Long before the first documented account of the village in 1227 a little Slav settlement existed. Germans first settled the community about 1050. The ruler, von Raben, made a manor out of the old Slav ring layout which was continued by the ruler von Gerstenberg and his descendents. Indeed it is the presence of the von Gerstenbergs that the village was documented. The von Gerstenbergs lived in the community until 1450, but have not since. However, all people with this surname did have their roots in our village.
Following the departure of the von Gerstenbergs the manor was distributed and moved to Pöschwitz. This manor still exists, but must be demolished in the next few years. At the site of the Slav settlement a little Christian chapel was created around 1100, consecrated as the Holy Michael, and enlarged in 1472. After the reformation by Martin Luther the chapel became a Lutheran church. In 1843 a silver treasure with more than 800 coins from the 12th century was found in the ground. The chapel is the oldest building in Gerstenberg, is listed as a historical monument, and is still an active church.
Nearly as old as the chapel is our inn. It was first mentioned in 1349 then as big farm. For over 400 years the family Kirmse owned and operated the inn. Another old building is the water mill. It was operated for hundreds of years until 1983 and only switched to electricity for its last twenty-five years. Our schoolhouse was built in and used since 1661, only just closing in 1993.

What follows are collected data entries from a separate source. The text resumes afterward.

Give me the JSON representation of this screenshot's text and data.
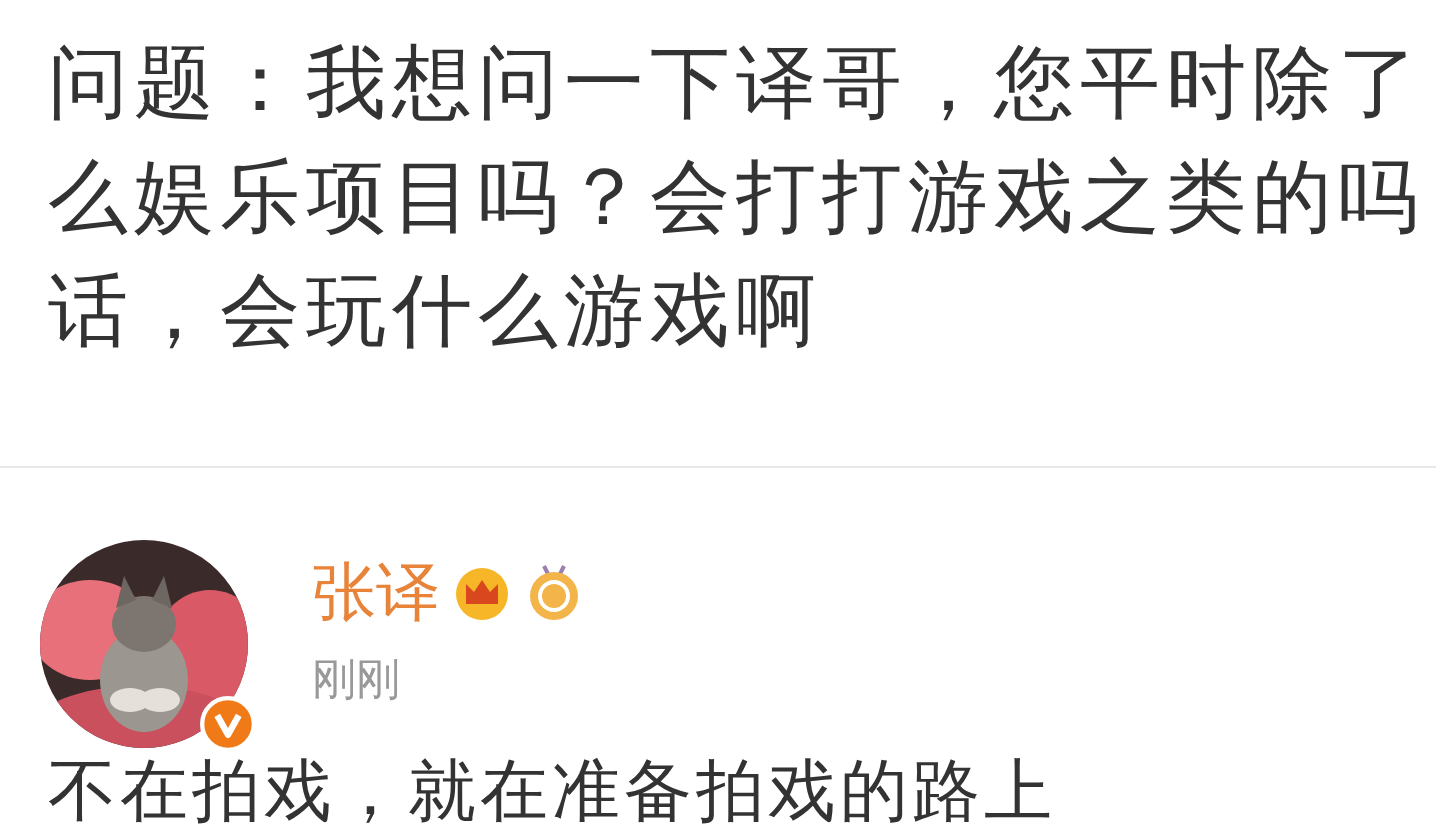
{
  "question": {
    "lines": [
      "问题：我想问一下译哥，您平时除了",
      "么娱乐项目吗？会打打游戏之类的吗",
      "话，会玩什么游戏啊"
    ]
  },
  "reply": {
    "avatar": {
      "kind": "picture",
      "verified": true
    },
    "name": "张译",
    "time": "刚刚",
    "text": "不在拍戏，就在准备拍戏的路上"
  }
}
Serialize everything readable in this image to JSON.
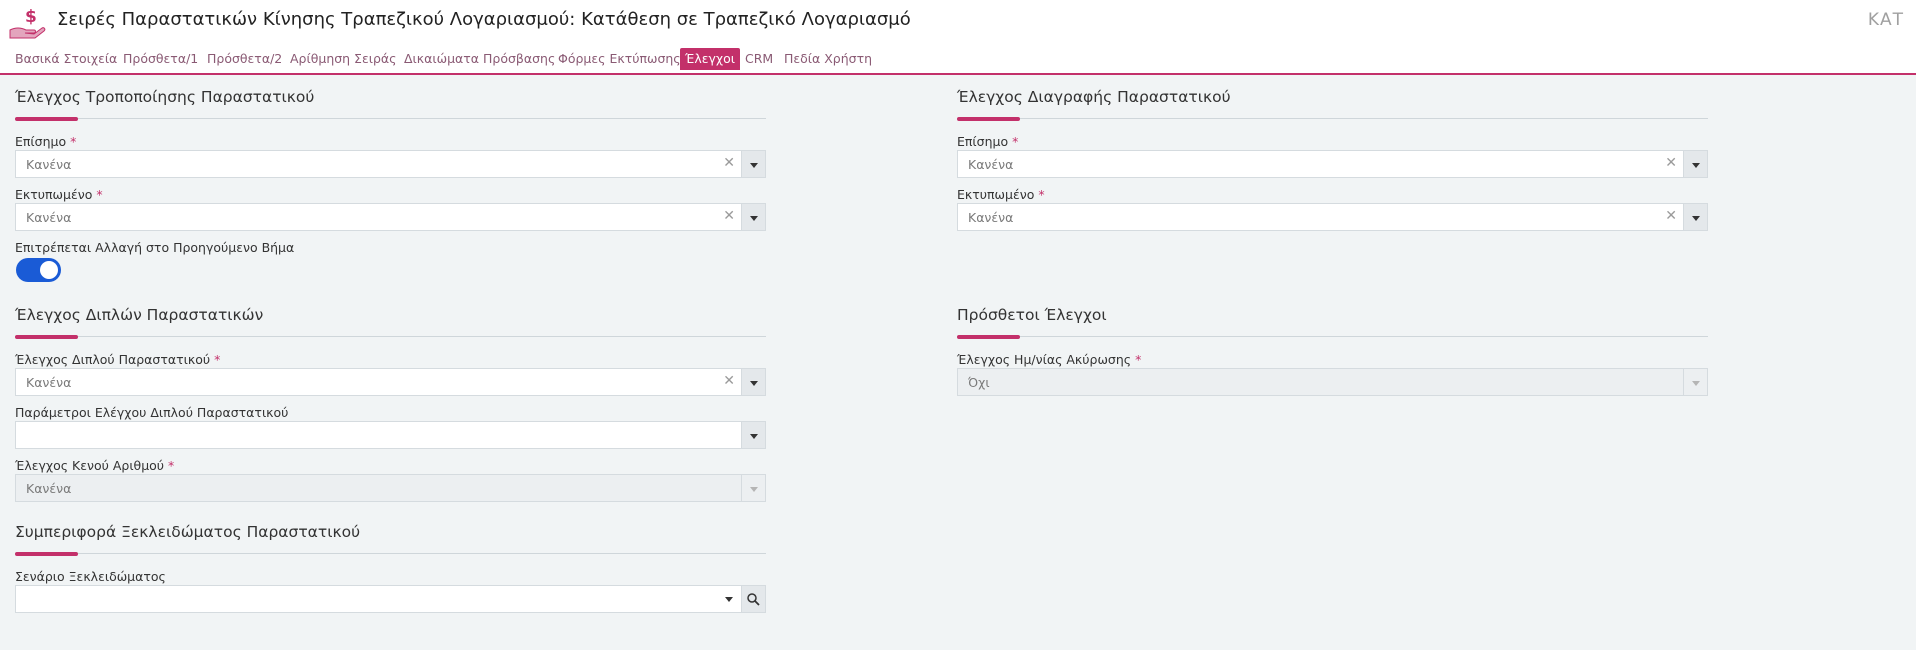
{
  "header": {
    "title": "Σειρές Παραστατικών Κίνησης Τραπεζικού Λογαριασμού: Κατάθεση σε Τραπεζικό Λογαριασμό",
    "right_text": "ΚΑΤ",
    "logo_icon": "hand-dollar-icon"
  },
  "tabs": [
    {
      "label": "Βασικά Στοιχεία"
    },
    {
      "label": "Πρόσθετα/1"
    },
    {
      "label": "Πρόσθετα/2"
    },
    {
      "label": "Αρίθμηση Σειράς"
    },
    {
      "label": "Δικαιώματα Πρόσβασης"
    },
    {
      "label": "Φόρμες Εκτύπωσης"
    },
    {
      "label": "Έλεγχοι",
      "active": true
    },
    {
      "label": "CRM"
    },
    {
      "label": "Πεδία Χρήστη"
    }
  ],
  "colors": {
    "accent": "#c3306a",
    "toggle_on": "#1a5bd6",
    "background": "#f1f4f5"
  },
  "required_marker": "*",
  "modification": {
    "title": "Έλεγχος Τροποποίησης Παραστατικού",
    "official": {
      "label": "Επίσημο",
      "value": "Κανένα"
    },
    "printed": {
      "label": "Εκτυπωμένο",
      "value": "Κανένα"
    },
    "allow_prev_step": {
      "label": "Επιτρέπεται Αλλαγή στο Προηγούμενο Βήμα",
      "on": true
    }
  },
  "deletion": {
    "title": "Έλεγχος Διαγραφής Παραστατικού",
    "official": {
      "label": "Επίσημο",
      "value": "Κανένα"
    },
    "printed": {
      "label": "Εκτυπωμένο",
      "value": "Κανένα"
    }
  },
  "duplicates": {
    "title": "Έλεγχος Διπλών Παραστατικών",
    "duplicate_check": {
      "label": "Έλεγχος Διπλού Παραστατικού",
      "value": "Κανένα"
    },
    "duplicate_params": {
      "label": "Παράμετροι Ελέγχου Διπλού Παραστατικού",
      "value": ""
    },
    "gap_check": {
      "label": "Έλεγχος Κενού Αριθμού",
      "value": "Κανένα"
    }
  },
  "additional": {
    "title": "Πρόσθετοι Έλεγχοι",
    "cancel_date_check": {
      "label": "Έλεγχος Ημ/νίας Ακύρωσης",
      "value": "Όχι"
    }
  },
  "unlock": {
    "title": "Συμπεριφορά Ξεκλειδώματος Παραστατικού",
    "scenario": {
      "label": "Σενάριο Ξεκλειδώματος",
      "value": ""
    }
  }
}
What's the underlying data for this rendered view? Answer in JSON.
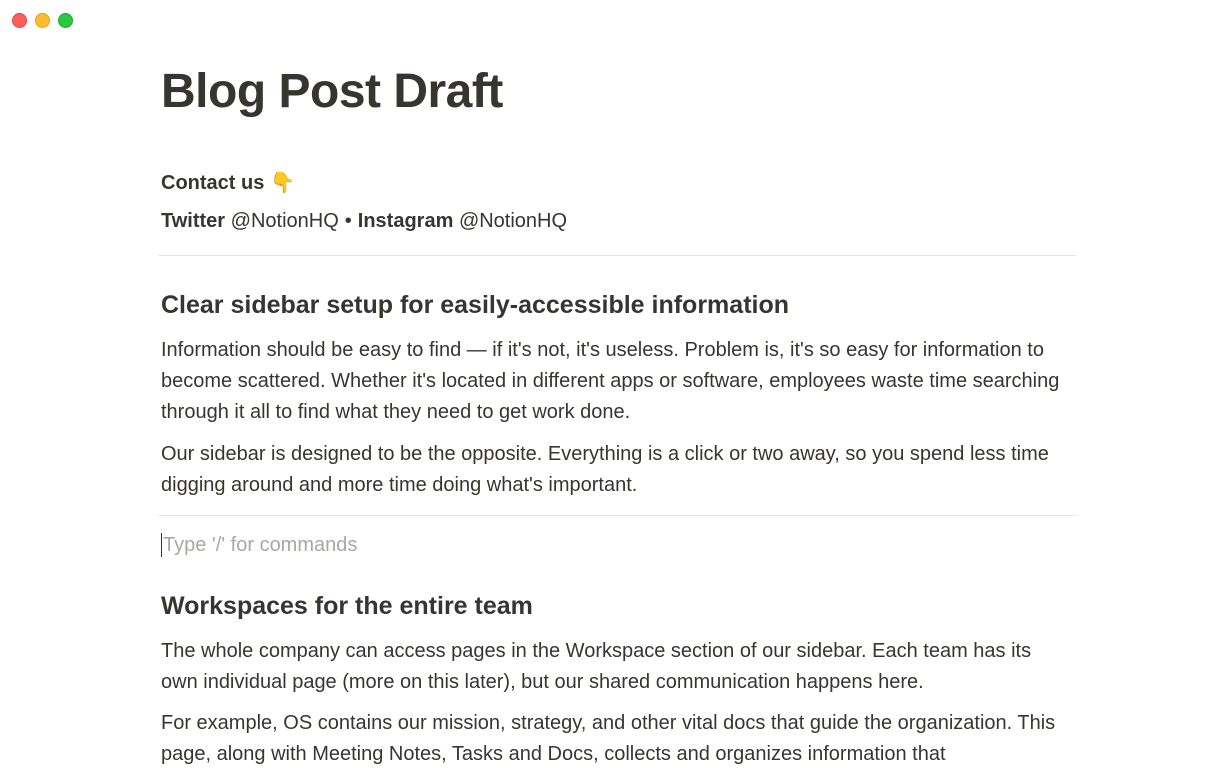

For most of its history, residents of Gerstenberg have worked in agriculture. However, since 1900 most residents worked in the brown coal or other factories in Altenburg. Currently village residents are facing high unemployment. For the past 124 years the village has had a fire brigade. We also have a sports club, a rabbit club and an allotment club. Famous women and men were not produced in our village. But we didn't produce big criminals either. Most of our inhabitants were simple, honest and respectable persons. The village has survived all the times of knights, dukes, emperors and kings, Hitler and Stalin fairly well and largely unharmed.
The biggest interferences in our peaceful lives have been created by wars. The war from 1618 to 1648 decimated the inhabitants - only half of them survived. The war from 1756 to 1763, the Napoleon war from 1806 to 1815, the war against France 1870/71, the First World War and, to the greatest degree, the Second World War brought tremendous changes. For us the last war ended with the marching in of the US Army in April 1945. Now we are able to look back on a period without war of 58 years. We should think about this, and be grateful and do all we can to insure no wars are started in the future
I wish the Second International gathering in Lake Placid a lot of success, a lot of participants and a lot of pleasure.